Human ES Cells in Europe

Political and religious disagreements about stem cells and their use are everywhere, but nowhere is there a more bewildering array of positions than in Europe, where four different models are emerging. The first model, developing in the United Kingdom, permits the generation and use of human embryonic stem (ES) cells as well as therapeutic cloning, with certain restrictions. The second, visible in the Netherlands, permits the generation and use of human ES cells but forbids therapeutic cloning. The third, seen in Germany, forbids the generation of new human ES cell lines and therapeutic cloning, but allows, under exceptional conditions, the use of existing human ES cell lines for research only. The fourth, evident in Ireland and Austria, forbids all generation and use of human ES cells and therapeutic cloning as well.

Given this spectrum of regulations, European Union (EU) Research Commissioner Philippe Busquin assumed a Herculean task when he set out to establish guidelines for the funding of human ES cell research in the EU's 6th Framework Program in 2002. The guidelines appear to be a compromise that does not permit the generation of new embryos solely for the purpose of producing new human ES cell lines. At the same time, the compromise permits scientists to produce new human ES cell lines, for an eventual therapeutic intervention, from supernumerary embryos that were donated before 27 June 2002, were derived from in vitro fertilization, and are no longer required for implantation into the uterus.

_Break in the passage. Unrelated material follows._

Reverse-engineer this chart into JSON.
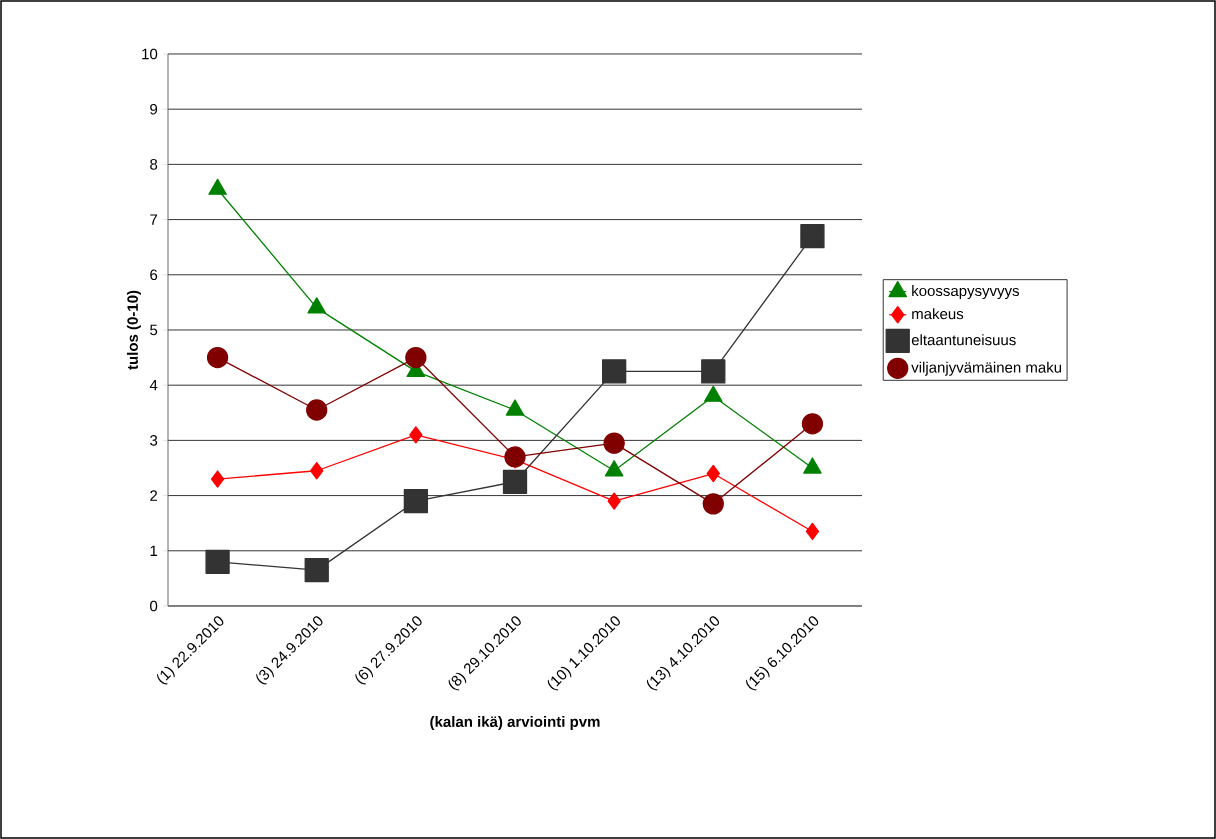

Some politicians argue that the EU should not fund research that is considered illegal and/or unethical in some member countries with financial contributions from those dissenting countries. However, the funds that the EU has at its disposal are European funds, meaning that member states may not attach conditions to their contributions in an effort to circumvent European decisions. Yet stem cell research is advancing so rapidly that new discoveries might allow us to avoid at least some of the current ethical problems. For example, the sacrifice of surplus embryos is a commonly cited argument used by those who are opposed to the generation of new cell lines. The ethical issue at stake is whether the death of a supernumerary embryo is valued more highly than its death for an admittedly foreign purpose: its subsequent use for the benefit of seriously ill patients. However, recent and surprising results suggest that there may be new ways of generating stem cells. ES cells from mice can differentiate, in culture conditions, into oocyte-like cells that are potential recipients for nuclear transfer. This would not only reduce the need for oocyte donations but would also allow the generation of patient-specific stem cells that would not be rejected by the patient's immune system.

Of course, the validity of such an alternative has yet to be proven; but then again, the benefits of therapeutic cloning as well as those of therapeutic intervention using human ES cells also remain unclear, because the experimental evidence is insufficient. At least two sets of data are required to prove the underlying principles and therapeutic value. The capacity of ES cells to form teratomas necessitates the development of satisfactory methods to separate the intended differentiated end products from their stem cell precursors. Subsequently, differentiated cells derived from human ES cells should be used for therapeutic interventions in appropriate animal model systems for researching, for example, Parkinson's disease, diabetes, or heart diseases. The scientific community has to deliver these crucial sets of data. It is encouraging that the British Medical Research Council is spearheading an attempt to combine the worldwide available and future human ES cell lines in a repository. A sufficient collection and characterization of human ES cells might prevent immune rejection in the majority of patients, provided that therapeutic use is made feasible.

The rich cultural heritage in Europe provides opportunities to explore different paths for handling human stem cells that are acceptable to its respective member societies. At the moment, it is difficult to predict which path will turn out to be the most successful. It is the turn of the scientists now to answer the open questions.